Lüksemburg Bahçeleri, titizlikle korunan çimleri, döneminin estetiğine çeşmeleri ve güzel çiçek tarhları ile Parisliler ve turistler arasında gözde bir yerdir. Bahçeler aynı zamanda Fransız Senatosu’na ev sahipliği yapan Lüksemburg Sarayı’nı da içeriyor.
İspanya
Başkent Madrid’in simgeleri arasında sayılan Retiro Parkı, 17. yüzyıldan bu yana varlığını sürdürüyor.Aslen 17. yüzyılda bir kraliyet mekânı olan park 350 dönümlük bir alana yayılmıştır. Parkın tamamında görkemli anıtlar, sakin göller ve güzel peyzajlı bahçeler dikkat çekiyor.
Parkın en önemli noktalarından biri, 1887 yılında inşa edilen ve genellikle çağdaş sanat sergilerine ev sahipliği yapan çarpıcı bir cam kasır olan Kristal Saray. Retiro Park, düzenli açık hava konserleri, çeşitli sanat performansları ve her yılın geniş bir katılıma sahip Kitap Fuarı ile aynı zamanda kültürel bir merkez olma özelliğine de sahip.
Portekiz
Lizbon’un ünlü gezilecek noktalarından biri olan VII.Eduardo Parkı, sahip olduğu manzara ile dikkat çekiyor. Görece daha geç bir tarihte inşa edilen bu park, ismini ünlü İngiltere Kralı VII.Edward’dan alıyor.

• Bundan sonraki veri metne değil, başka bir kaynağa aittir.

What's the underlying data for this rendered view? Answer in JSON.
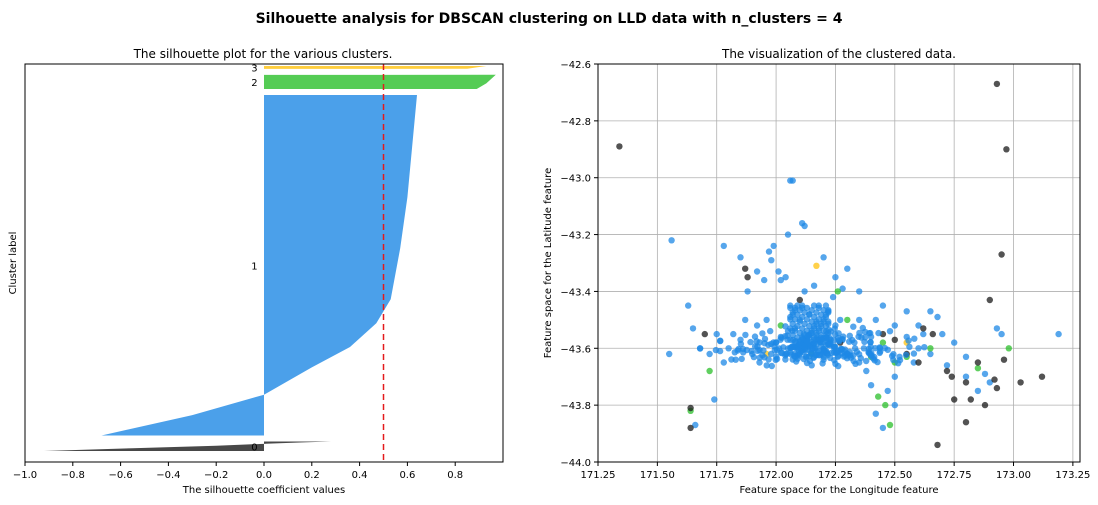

30 hektara yakın bir alanda konumlanan bu park, geometrik düzende oluşturulmuş bahçeleri ve nehir manzarası ile dikkat çekiyor. Parkın başlıca cazibe merkezlerinden biri, dünyanın dört bir yanından egzotik bitkilerin yer aldığı büyük bir sera kompleksi olan Estufa Fria olarak biliniyor.
İtalya
Başkent Roma’da yer alan Villa Borghese 80 hektarlık bir alan üzerine kurulu. Parkın yanı sıra birçok sanat eserine ev sahipliği yapan köşkü de barındıran bu alan, ünlü ressam Caravaggio’nun eserlerine sahip.
Bu park güzel bakımlı bahçelere, çeşmelere ve doğal yürüyüş yollarına ev sahipliği yapıyor. Ziyaretçiler gölde bisiklet veya tekne kiralayabilir, hayvanat bahçesini keşfedebilir veya sadece ağaçlarla bezeli yürüyüş yollarında yavaş bir gezintinin tadını çıkarabilirler.
Birleşik Krallık
Londra’nın merkezinde yer alan Hyde Park, 350 dönümlük bir alanda yer alıyor. 16.yüzyıla uzanan tarihi ise İngiltere’nin ünlü kralı VIII.Henry’e dayanıyor. Birçok tarihi ana önderlik eden Hyde Park, özellikle tarihin akışını değiştiren birçok gösteriye ve konuşmaya da ev sahipliği yapmıştır. Bugün bu köşe Speaker’s Corner olarak biliniyor.